Zeneyda Taleno (19 ans) est l’une des vingt-six filles hébergées dans le foyer pour filles géré par les partenaires de CSI. Elle vivait dans des conditions d’extrême pauvreté et elle a grandi en étant totalement négligée. Elle se trouve maintenant en sécurité dans le foyer depuis trois ans et elle s’y sent très bien. Actuellement, elle doit redoubler une année scolaire. « L’année dernière, j’ai manqué mon année scolaire à cause de la pandémie. » Il faut savoir que Bluefields a été très durement touché par le virus. Mais désormais, l’école a repris et Zeneyda est très heureuse. Après avoir obtenu son baccalauréat, elle aimerait étudier la biologie.

« Un jour, je veux aider d’autres personnes », ajoute Zeneyda. Une telle vocation n’est pas due au hasard, quand on sait le soutien qu’elle reçoit dans le foyer pour filles de Bluefields : « Je peux aller à l’école, j’ai assez à manger et je suis très bien traitée par les religieuses. Je leur suis infiniment reconnaissante, et plus particulièrement à CSI, pour cette opportunité unique. Que le Seigneur vous récompense pour votre générosité ! »

Bangladesh : l’école rouvre enfin après une année !

L’école primaire de Bhaluka financée par CSI permet à une centaine d’enfants d’aller à l’école, qu’ils viennent de familles chrétiennes ou musulmanes. Elle constitue donc un contrepoids aux écoles coraniques qui se multiplient au Bangladesh et dont beaucoup sont financées par l’Arabie saoudite.

Shanta Begum est en quatrième année. Ne pas pouvoir aller à l’école pendant un an à cause du confinement a été très dur à supporter pour elle : « J’étais déçue de ne pas pouvoir étudier et jouer avec mes amies. » Pendant sa longue absence de l’école, elle devait nourrir les animaux et travailler dans le jardin à la maison, ce qui ne lui plaisait pas du tout. Shanta est d’autant plus heureuse de pouvoir à nouveau bénéficier d’un enseignement solide. Certes, à cause du Covid-19, l’école se déroule en plein air, mais cela ne dérange pas Shanta, au contraire : « Je suis très heureuse et je remercie les professeurs qui nous prennent en charge par petits groupes à l’extérieur. »
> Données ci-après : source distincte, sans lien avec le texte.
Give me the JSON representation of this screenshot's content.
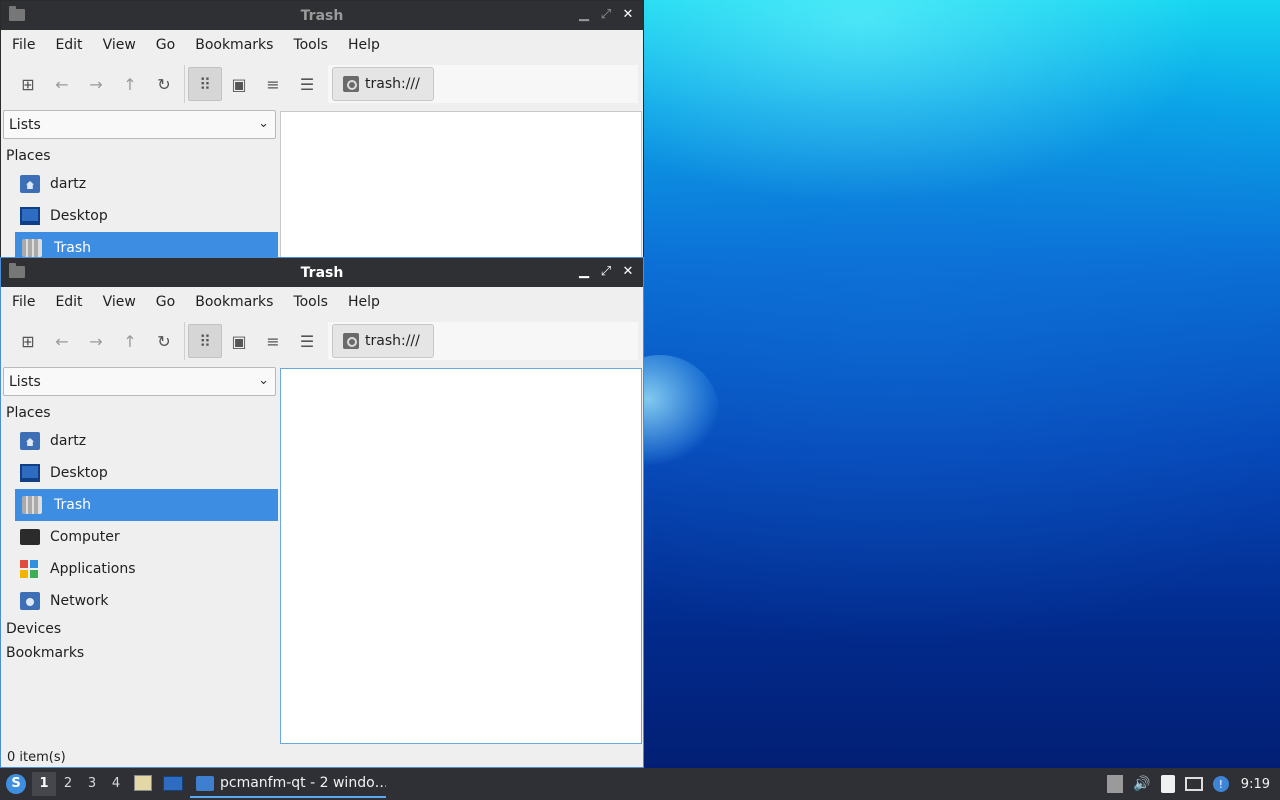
{
  "app_title": "Trash",
  "menu": [
    "File",
    "Edit",
    "View",
    "Go",
    "Bookmarks",
    "Tools",
    "Help"
  ],
  "toolbar": {
    "icons": [
      "new-tab-icon",
      "back-arrow-icon",
      "forward-arrow-icon",
      "up-arrow-icon",
      "reload-icon",
      "icon-view-icon",
      "thumbnail-view-icon",
      "compact-view-icon",
      "detailed-list-view-icon"
    ],
    "path": "trash:///"
  },
  "sidebar": {
    "mode": "Lists",
    "places_header": "Places",
    "places": [
      {
        "label": "dartz",
        "icon": "home-folder-icon"
      },
      {
        "label": "Desktop",
        "icon": "desktop-icon"
      },
      {
        "label": "Trash",
        "icon": "trash-icon",
        "selected": true
      },
      {
        "label": "Computer",
        "icon": "computer-icon"
      },
      {
        "label": "Applications",
        "icon": "applications-icon"
      },
      {
        "label": "Network",
        "icon": "network-icon"
      }
    ],
    "devices_header": "Devices",
    "bookmarks_header": "Bookmarks"
  },
  "status": "0 item(s)",
  "taskbar": {
    "workspaces": [
      "1",
      "2",
      "3",
      "4"
    ],
    "active_workspace": "1",
    "task_label": "pcmanfm-qt - 2 windo…",
    "clock": "9:19"
  },
  "colors": {
    "selection": "#3d8ee3",
    "titlebar": "#2f3034",
    "taskbar": "#2f3035",
    "accent": "#5ca8f0"
  }
}
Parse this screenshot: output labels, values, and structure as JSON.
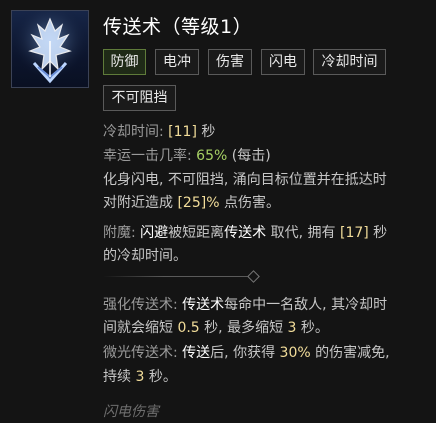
{
  "skill": {
    "title": "传送术（等级1）",
    "icon": "teleport-lightning-icon",
    "tags": [
      "防御",
      "电冲",
      "伤害",
      "闪电",
      "冷却时间",
      "不可阻挡"
    ],
    "active_tag": "防御"
  },
  "stats": {
    "cooldown_label": "冷却时间: ",
    "cooldown_value": "[11]",
    "cooldown_unit": " 秒",
    "lucky_label": "幸运一击几率: ",
    "lucky_value": "65%",
    "lucky_suffix": " (每击)"
  },
  "description": {
    "line1": "化身闪电, 不可阻挡, 涌向目标位置并在抵达时",
    "line2_a": "对附近造成 ",
    "line2_val": "[25]%",
    "line2_b": " 点伤害。"
  },
  "enchant": {
    "label": "附魔: ",
    "evade": "闪避",
    "text_a": "被短距离",
    "skill": "传送术",
    "text_b": "取代, 拥有 ",
    "val": "[17]",
    "text_c": " 秒",
    "line2": "的冷却时间。"
  },
  "upgrade1": {
    "label": "强化传送术: ",
    "skill": "传送术",
    "text_a": "每命中一名敌人, 其冷却时",
    "line2_a": "间就会缩短 ",
    "val1": "0.5",
    "line2_b": " 秒, 最多缩短 ",
    "val2": "3",
    "line2_c": " 秒。"
  },
  "upgrade2": {
    "label": "微光传送术: ",
    "skill": "传送",
    "text_a": "后, 你获得 ",
    "val": "30%",
    "text_b": " 的伤害减免,",
    "line2_a": "持续 ",
    "val2": "3",
    "line2_b": " 秒。"
  },
  "footer": "闪电伤害",
  "colors": {
    "background": "#141414",
    "value_gold": "#f2dd9a",
    "value_green": "#a6d064",
    "tag_active_border": "#5f7b3a"
  }
}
Égypte : des cours d’alphabétisation pour des femmes

En Égypte, l’initiative d’éducation de CSI profite également aux adultes. Plus de cent soixante femmes défavorisées participent à des cours d’alphabétisation offerts gratuitement pendant six mois par les partenaires de CSI dans onze villages de la Haute-Égypte rurale. Après ces six mois, les participantes au cours peuvent passer un examen validé par l’État. En cas de réussite, elles reçoivent un certificat, ce qui augmente considérablement leurs chances sur le marché du travail. En outre, après le cours d’alphabétisation, les femmes peuvent aider leurs enfants à faire leurs devoirs.

De nombreuses femmes réussissent l’examen final du premier coup. D’autres refont l’examen ou sont simplement reconnaissantes d’avoir eu la possibilité d’apprendre à lire et à écrire.

En 2020, en plus des cours d’alphabétisation, de petits ateliers sur les mesures de protection du Covid-19 ont été organisés.